Добиться у него аудиенции было очень трудно.
Немало трудов и денег потратил Кочкарев, пока ему удалось через шталмейстера герцога, заведующего герцогскими конюшнями, получить эту аудиенцию.
Заведующий конюшнями, немец из курляндских дворян, Фридрих Петерсон, он же один из адъютантов Бирона, за приличную мзду улучил минутку доложить его светлости, что приехавший из провинции русский знатный дворянин хочет явиться к нему, чтобы выразить чувства своей преданности его светлости.
Тредиаковский был прав, говоря, что герцог любит, когда к нему являются на поклон или с просьбами родовитые русские дворяне. Он чувствовал вокруг себя скрытое недоброжелательство, затаенную ненависть и любил поражать великодушием.

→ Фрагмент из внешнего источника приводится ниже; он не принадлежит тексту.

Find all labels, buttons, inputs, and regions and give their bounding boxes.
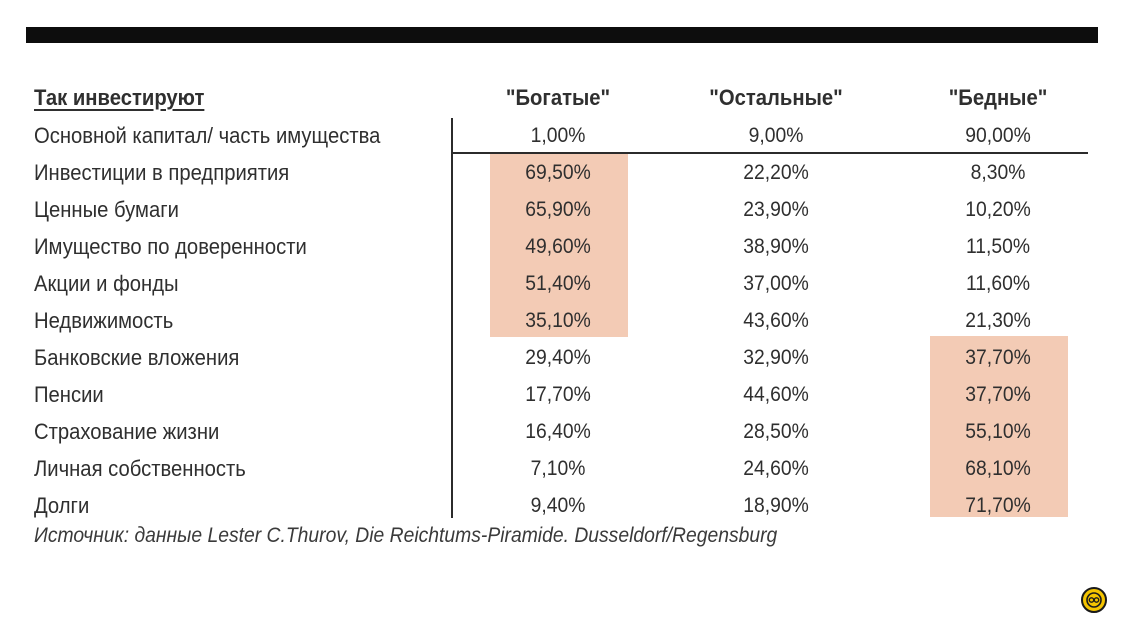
highlight-poor-block [930, 336, 1068, 517]
header-poor: "Бедные" [948, 85, 1048, 110]
cell-poor: 21,30% [965, 308, 1031, 332]
highlight-rich-block [490, 153, 628, 337]
cell-others: 9,00% [748, 124, 804, 147]
cell-rich: 17,70% [525, 382, 591, 406]
cell-others: 23,90% [743, 197, 809, 221]
cell-rich: 65,90% [525, 197, 591, 221]
row-label: Основной капитал/ часть имущества [34, 123, 381, 148]
watermark-logo-icon [1081, 587, 1107, 613]
cell-rich: 49,60% [525, 234, 591, 258]
capital-share-row: Основной капитал/ часть имущества 1,00% … [34, 118, 1098, 154]
cell-others: 37,00% [743, 271, 809, 295]
cell-others: 43,60% [743, 308, 809, 332]
table-row: Ценные бумаги 65,90% 23,90% 10,20% [34, 191, 1098, 228]
table-row: Долги 9,40% 18,90% 71,70% [34, 487, 1098, 524]
row-label: Акции и фонды [34, 270, 179, 296]
top-rule-bar [26, 27, 1098, 43]
cell-poor: 11,60% [965, 271, 1031, 295]
source-note: Источник: данные Lester C.Thurov, Die Re… [34, 524, 778, 547]
table-row: Страхование жизни 16,40% 28,50% 55,10% [34, 413, 1098, 450]
cell-rich: 69,50% [525, 160, 591, 184]
row-label: Ценные бумаги [34, 196, 179, 222]
table-header-row: Так инвестируют "Богатые" "Остальные" "Б… [34, 78, 1098, 118]
cell-poor: 8,30% [970, 160, 1026, 184]
row-label: Страхование жизни [34, 418, 220, 444]
cell-others: 24,60% [743, 456, 809, 480]
table-row: Личная собственность 7,10% 24,60% 68,10% [34, 450, 1098, 487]
cell-rich: 1,00% [530, 124, 586, 147]
cell-rich: 29,40% [525, 345, 591, 369]
cell-poor: 90,00% [965, 124, 1031, 147]
table-body: Инвестиции в предприятия 69,50% 22,20% 8,30… [34, 154, 1098, 524]
table-vertical-divider [451, 118, 453, 518]
header-others: "Остальные" [709, 85, 843, 110]
table-row: Пенсии 17,70% 44,60% 37,70% [34, 376, 1098, 413]
cell-rich: 9,40% [530, 493, 586, 517]
cell-poor: 71,70% [965, 493, 1031, 517]
cell-rich: 7,10% [530, 456, 586, 480]
row-label: Имущество по доверенности [34, 233, 307, 259]
cell-others: 32,90% [743, 345, 809, 369]
cell-poor: 55,10% [965, 419, 1031, 443]
row-label: Недвижимость [34, 307, 174, 333]
table-row: Имущество по доверенности 49,60% 38,90% 11,… [34, 228, 1098, 265]
cell-others: 18,90% [743, 493, 809, 517]
investment-table: Так инвестируют "Богатые" "Остальные" "Б… [34, 78, 1098, 524]
row-label: Личная собственность [34, 455, 246, 481]
cell-others: 44,60% [743, 382, 809, 406]
cell-poor: 10,20% [965, 197, 1031, 221]
header-rich: "Богатые" [505, 85, 611, 110]
table-row: Недвижимость 35,10% 43,60% 21,30% [34, 302, 1098, 339]
cell-others: 38,90% [743, 234, 809, 258]
cell-others: 22,20% [743, 160, 809, 184]
cell-poor: 68,10% [965, 456, 1031, 480]
row-label: Банковские вложения [34, 344, 240, 370]
table-horizontal-divider [451, 152, 1088, 154]
row-label: Инвестиции в предприятия [34, 159, 290, 185]
cell-poor: 37,70% [965, 345, 1031, 369]
cell-others: 28,50% [743, 419, 809, 443]
cell-rich: 51,40% [525, 271, 591, 295]
cell-rich: 16,40% [525, 419, 591, 443]
table-row: Акции и фонды 51,40% 37,00% 11,60% [34, 265, 1098, 302]
table-row: Банковские вложения 29,40% 32,90% 37,70% [34, 339, 1098, 376]
row-label: Долги [34, 492, 90, 518]
table-title: Так инвестируют [34, 85, 205, 110]
row-label: Пенсии [34, 381, 104, 407]
cell-poor: 37,70% [965, 382, 1031, 406]
table-row: Инвестиции в предприятия 69,50% 22,20% 8,30… [34, 154, 1098, 191]
cell-poor: 11,50% [965, 234, 1031, 258]
cell-rich: 35,10% [525, 308, 591, 332]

Его замыслы раскинулись очень широко. Несмотря на любовь к нему государыни, он искал себе еще поддержки в лице высшего дворянства страны. В настоящей борьбе с Волынским ему тоже была нужна русская поддержка, так как он видел, что русская партия, во главе с талантливым, энергичным Волынским, все крепла. А императрица все же была русская, хотя и ослепленная любовью к нему. Кроме того, он знал, что у цесаревны Елизаветы имеется тоже своя партия, а на нее он имел свои виды. Если ему не удалось женить сына Петра на принцессе Анне, то теперь он мечтал, сокрушив Волынского, женить его на цесаревне. Породнясь с кровью Великого Петра, он навсегда упрочит свое положение, и оно уже не могло тогда зависеть от мимолетного каприза самодержавной государыни.
Он охотно дал свое согласие на прием именитого русского. Фамилию этого дворянина Петерсон упомянул вскользь, хорошо зная, что герцог уже получил рапорт Бранта.

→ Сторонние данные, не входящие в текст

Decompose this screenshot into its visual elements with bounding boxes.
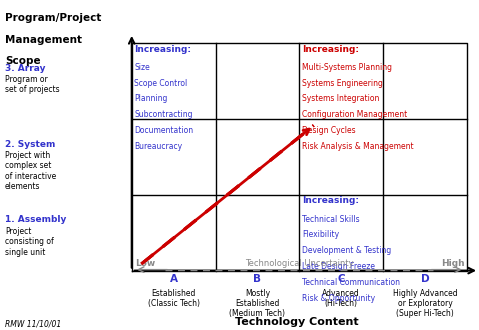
Text: Configuration Management: Configuration Management [302,110,407,119]
Text: Late Design Freeze: Late Design Freeze [302,262,375,271]
Text: A: A [170,274,178,284]
Text: Increasing:: Increasing: [134,45,191,53]
Text: Planning: Planning [134,94,168,103]
Text: Bureaucracy: Bureaucracy [134,142,182,151]
Text: Technological Uncertainty: Technological Uncertainty [245,259,354,268]
Text: Scope: Scope [5,56,40,66]
Text: C: C [338,274,345,284]
Text: Subcontracting: Subcontracting [134,110,193,119]
Text: (Super Hi-Tech): (Super Hi-Tech) [396,309,454,317]
Text: Established: Established [235,299,280,308]
Text: 3. Array: 3. Array [5,64,46,73]
Text: RMW 11/10/01: RMW 11/10/01 [5,319,61,328]
Text: Technical Communication: Technical Communication [302,278,400,287]
Text: Systems Engineering: Systems Engineering [302,79,383,87]
Text: B: B [253,274,262,284]
Text: Project with
complex set
of interactive
elements: Project with complex set of interactive … [5,151,56,191]
Text: (Medium Tech): (Medium Tech) [229,309,285,317]
Text: D: D [421,274,430,284]
Text: Highly Advanced: Highly Advanced [393,289,457,298]
Text: Project
consisting of
single unit: Project consisting of single unit [5,227,54,256]
Text: Development & Testing: Development & Testing [302,246,391,255]
Text: Advanced: Advanced [322,289,360,298]
Text: Risk & Opportunity: Risk & Opportunity [302,294,375,303]
Text: Technology Content: Technology Content [235,317,359,327]
Text: (Hi-Tech): (Hi-Tech) [325,299,358,308]
Text: Program/Project: Program/Project [5,13,101,23]
Text: Program or
set of projects: Program or set of projects [5,75,59,94]
Text: Multi-Systems Planning: Multi-Systems Planning [302,63,392,72]
Text: Risk Analysis & Management: Risk Analysis & Management [302,142,413,151]
Text: Technical Skills: Technical Skills [302,214,359,223]
Text: 1. Assembly: 1. Assembly [5,215,66,224]
Text: Increasing:: Increasing: [302,45,359,53]
Text: Low: Low [136,259,156,268]
Text: Mostly: Mostly [245,289,270,298]
Text: (Classic Tech): (Classic Tech) [148,299,200,308]
Text: Documentation: Documentation [134,126,193,135]
Text: 2. System: 2. System [5,140,55,148]
Text: Established: Established [151,289,196,298]
Text: Design Cycles: Design Cycles [302,126,355,135]
Text: Management: Management [5,35,82,45]
Text: or Exploratory: or Exploratory [398,299,453,308]
Text: Flexibility: Flexibility [302,230,339,239]
Text: Increasing:: Increasing: [302,196,359,205]
Text: Size: Size [134,63,150,72]
Text: High: High [441,259,465,268]
Text: Systems Integration: Systems Integration [302,94,379,103]
Text: Scope Control: Scope Control [134,79,187,87]
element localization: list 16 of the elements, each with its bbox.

«Пусть боярин сам объясняется, — подумал хитрый немец. — Я устроил ему аудиенцию, а там пусть разбирается».
Петерсон дал Кочкареву особый билет, пропуск в Летний дворец.
Оставив лошадей и слуг у ворот, Артемий Никитич направился по широким аллеям сада к манежу, где ему была назначена аудиенция. Его не раз останавливали караульные сторожа, но когда он показывал свой билет, они, почтительно снимая шляпы, пропускали его дальше.
У входа в манеж он случайно встретился с Петерсоном, на лице которого было выражение растерянности и некоторого страха.
— Не лучше ли, — обратился он к Артемию Никитичу, — вам прийти в другой раз?
— А что? — с тревогой спросил Кочкарев.
— Да его светлость как будто сегодня не в духе, — ответил Петерсон.
Кочкарев только рукой махнул.
— Бог не выдаст…
— Ну, как знаете, — произнес Петерсон. Весь разговор велся на немецком языке. Кочкарев хотя и не совсем свободно, но мог на нем изъясняться. Понимал же он все.
В конце манежа была устроена ложа, обитая малиновым бархатом, из которой на арену спускались ступени, покрытые таким же ковром.
Это была ложа императрицы, откуда она с высокого кресла наблюдала дрессировку лошадей, в которой герцог был действительно мастер, и его фигурную езду.
К этой ложе ей подводили лошадь, когда она изъявляла желание кататься верхом. Отсюда она стреляла иногда в цель, установленную на другом конце манежа, из лука или мушкета, в чем достигла значительного совершенства.
На ступенях ложи стоял Бирон. Зеленый полукафтан без пуговиц обтягивал его стройную фигуру. На груди были Андреевская звезда и осыпанный бриллиантами портрет императрицы.
На ногах были ботфорты с широкими раструбами.
На руках белые лосиновые перчатки-краги, в которых он держал тяжелый хлыст-палку, с массивным золотым набалдашником.
Его красивое, сухое, с правильными чертами лицо (особенно был красив его профиль) поражало одной странностью. Оно было неподвижно, как каменное изваяние. Когда он говорил, шевелился только рот. Ни дрожания ноздрей, ни подвижности щек не было в этом мраморном лице. Оно не умело и улыбаться. Герцог иногда смеялся, и тогда его смех, сухой и деревянный, словно вылетал из его слегка приоткрытых губ, не озаряя остальной части лица.
Глаза постоянно сохраняли свой холодный металлический блеск и выражение жестокости и высокомерия. Тем страшнее было это лицо в минуты гнева и бешенства: зрачки глаз суживались, из сжатых губ вылетали резкие свистящие звуки, на губах выступала пена, но лоб оставался гладок и чист, и все лицо хранило окаменелое спокойствие.
Это странное свойство лица позволяло герцогу скрывать свои истинные чувства и обманывало и пугало его врагов.